There are three attractions on Lookout Mountain besides Point Park: Rock City, Ruby Falls, and the Incline. I already wrote about Rock City but we have also done the other two. Ruby Falls will be a post for another day. The Incline was my favorite of the three.
Getting up Lookout Mountain has always been a challenge. During the Civil War the Confederate army hauled cannons up the mountain with men pulling, pushing, and hauling on ropes winched around trees. Before the Civil War there was a rough turnpike that was only used in the dry summer months. The four-hour buggy ride made travel prohibitive for most people. When Lookout Mountain became a popular tourist destination and summer home location around the turn of the 20th century, the Inclined Railway became a popular method of reaching the summit.
The current Incline is actually Inclined Railway #2. The first went to the point of the mountain. The second is about half a mile south of the summit. Opened in November of 1895, this new, broader gauge passenger railway simply known as “The Incline” easily whisks residents and visitors up and down the steepest part of Lookout Mountain.
Built by John Crass and the Lookout Mountain Incline Railway Company, The Incline is a technical marvel that at its extreme reaches an incline of 72.7%, making it one of the steepest passenger railways in the world. The original coal-burning steam engines were replaced by two 100-horsepower motors in 1911, but other than that the railway hasn’t changed very much in its more than 120 years of operation. It operates on a cable with the two rail cars serving as counterweights to each other. When one goes up, the other goes down. The cars pass each other in the middle. There is an Otis Centrifugal Brake that will keep the cars from plunging down the mountain in the unlikely event that the cable breaks.
The railway car itself is built on an incline. The floor angles down, like a theater floor, so you have to walk down to sit in the front. Consequently the chairs stay mostly level as the car goes up or down the mountain.
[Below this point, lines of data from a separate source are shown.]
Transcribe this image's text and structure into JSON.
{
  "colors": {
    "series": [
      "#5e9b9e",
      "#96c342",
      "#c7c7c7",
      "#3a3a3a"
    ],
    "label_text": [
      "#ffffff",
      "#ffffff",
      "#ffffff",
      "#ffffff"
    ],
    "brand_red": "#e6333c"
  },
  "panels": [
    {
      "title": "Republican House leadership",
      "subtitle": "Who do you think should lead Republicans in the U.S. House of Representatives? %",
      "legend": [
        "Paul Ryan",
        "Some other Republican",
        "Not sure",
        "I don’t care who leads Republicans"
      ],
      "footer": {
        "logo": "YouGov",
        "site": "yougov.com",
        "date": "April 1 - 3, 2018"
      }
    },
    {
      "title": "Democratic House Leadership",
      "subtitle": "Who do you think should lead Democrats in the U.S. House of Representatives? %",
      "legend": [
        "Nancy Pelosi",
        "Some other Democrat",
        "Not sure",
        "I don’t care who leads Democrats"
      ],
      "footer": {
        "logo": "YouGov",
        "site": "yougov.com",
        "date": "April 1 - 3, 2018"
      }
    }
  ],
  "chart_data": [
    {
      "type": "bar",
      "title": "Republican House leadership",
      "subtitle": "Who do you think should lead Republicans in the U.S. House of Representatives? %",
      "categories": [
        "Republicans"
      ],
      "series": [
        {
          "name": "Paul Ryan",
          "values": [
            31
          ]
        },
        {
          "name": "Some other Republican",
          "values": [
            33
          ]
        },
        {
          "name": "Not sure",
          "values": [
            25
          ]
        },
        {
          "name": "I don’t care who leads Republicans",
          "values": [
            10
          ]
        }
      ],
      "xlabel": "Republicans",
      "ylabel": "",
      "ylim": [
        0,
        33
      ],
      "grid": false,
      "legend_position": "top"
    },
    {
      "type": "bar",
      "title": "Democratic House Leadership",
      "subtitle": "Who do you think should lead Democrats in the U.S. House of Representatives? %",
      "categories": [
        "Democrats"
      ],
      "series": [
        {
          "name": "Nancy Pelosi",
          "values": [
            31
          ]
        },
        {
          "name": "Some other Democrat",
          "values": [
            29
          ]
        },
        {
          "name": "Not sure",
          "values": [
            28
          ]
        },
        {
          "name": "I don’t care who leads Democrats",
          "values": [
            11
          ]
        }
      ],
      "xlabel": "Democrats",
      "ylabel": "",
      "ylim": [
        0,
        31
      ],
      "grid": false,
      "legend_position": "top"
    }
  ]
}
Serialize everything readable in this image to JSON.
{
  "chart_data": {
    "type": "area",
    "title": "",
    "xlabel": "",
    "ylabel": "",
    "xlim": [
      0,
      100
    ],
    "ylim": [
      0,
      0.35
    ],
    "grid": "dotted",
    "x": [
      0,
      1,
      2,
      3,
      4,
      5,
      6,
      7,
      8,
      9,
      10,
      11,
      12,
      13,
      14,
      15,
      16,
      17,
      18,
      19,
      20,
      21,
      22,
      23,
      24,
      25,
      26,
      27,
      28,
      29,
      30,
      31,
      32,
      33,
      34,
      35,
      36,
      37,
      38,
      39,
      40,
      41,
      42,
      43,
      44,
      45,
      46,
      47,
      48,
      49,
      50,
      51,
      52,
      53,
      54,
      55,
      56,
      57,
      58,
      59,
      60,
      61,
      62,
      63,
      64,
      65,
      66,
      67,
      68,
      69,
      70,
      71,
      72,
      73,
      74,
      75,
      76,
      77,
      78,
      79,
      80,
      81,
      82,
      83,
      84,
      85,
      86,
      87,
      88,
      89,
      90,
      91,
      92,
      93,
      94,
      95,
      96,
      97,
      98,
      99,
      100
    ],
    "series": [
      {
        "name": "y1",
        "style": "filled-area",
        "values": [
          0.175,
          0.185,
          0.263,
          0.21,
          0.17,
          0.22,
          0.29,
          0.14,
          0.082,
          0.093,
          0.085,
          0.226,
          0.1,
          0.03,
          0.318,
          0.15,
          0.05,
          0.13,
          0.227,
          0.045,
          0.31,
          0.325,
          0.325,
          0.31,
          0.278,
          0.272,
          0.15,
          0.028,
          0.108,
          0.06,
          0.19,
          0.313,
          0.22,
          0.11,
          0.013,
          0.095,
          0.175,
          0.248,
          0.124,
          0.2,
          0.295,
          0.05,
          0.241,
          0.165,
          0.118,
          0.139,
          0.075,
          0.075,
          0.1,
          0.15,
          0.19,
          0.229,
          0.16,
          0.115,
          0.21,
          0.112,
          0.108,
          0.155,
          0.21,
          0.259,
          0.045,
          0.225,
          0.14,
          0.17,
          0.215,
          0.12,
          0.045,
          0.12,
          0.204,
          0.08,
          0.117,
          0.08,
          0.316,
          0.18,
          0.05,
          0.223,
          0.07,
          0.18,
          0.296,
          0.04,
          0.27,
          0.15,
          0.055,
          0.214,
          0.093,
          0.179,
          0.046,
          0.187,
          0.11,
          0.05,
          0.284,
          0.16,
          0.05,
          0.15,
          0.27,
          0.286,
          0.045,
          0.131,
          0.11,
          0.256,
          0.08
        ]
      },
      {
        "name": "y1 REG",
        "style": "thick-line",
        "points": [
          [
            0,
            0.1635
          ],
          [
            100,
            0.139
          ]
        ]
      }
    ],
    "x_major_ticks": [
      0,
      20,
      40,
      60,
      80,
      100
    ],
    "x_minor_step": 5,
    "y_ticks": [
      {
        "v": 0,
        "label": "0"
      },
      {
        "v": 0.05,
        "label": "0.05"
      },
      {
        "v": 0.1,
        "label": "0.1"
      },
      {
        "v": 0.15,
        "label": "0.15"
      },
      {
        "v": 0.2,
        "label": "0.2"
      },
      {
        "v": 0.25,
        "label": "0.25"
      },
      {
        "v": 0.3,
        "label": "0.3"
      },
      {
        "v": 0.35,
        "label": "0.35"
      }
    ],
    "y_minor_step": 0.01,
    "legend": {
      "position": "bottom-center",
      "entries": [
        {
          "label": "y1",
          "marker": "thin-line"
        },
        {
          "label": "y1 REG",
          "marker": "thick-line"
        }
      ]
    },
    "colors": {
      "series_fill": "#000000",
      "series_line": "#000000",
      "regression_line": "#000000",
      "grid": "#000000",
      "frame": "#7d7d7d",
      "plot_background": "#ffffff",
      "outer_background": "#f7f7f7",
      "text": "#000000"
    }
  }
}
I was fascinated by the Incline. Riding it was much easier than driving up and down the mountain – and much safer. The Incline has never had an accident. The view was amazing in both directions. I was a little disconcerted when we pulled into the station at the top, because it felt like we were hanging off the side of the mountain, but the station is solidly built and there was a good, sturdy platform for getting off the car.
If you visit Chattanooga, you definitely want to ride the Incline. And once you get to the top, visit Point Park and say hi to the rangers at the Visitor Center. Who knows – they might even be us!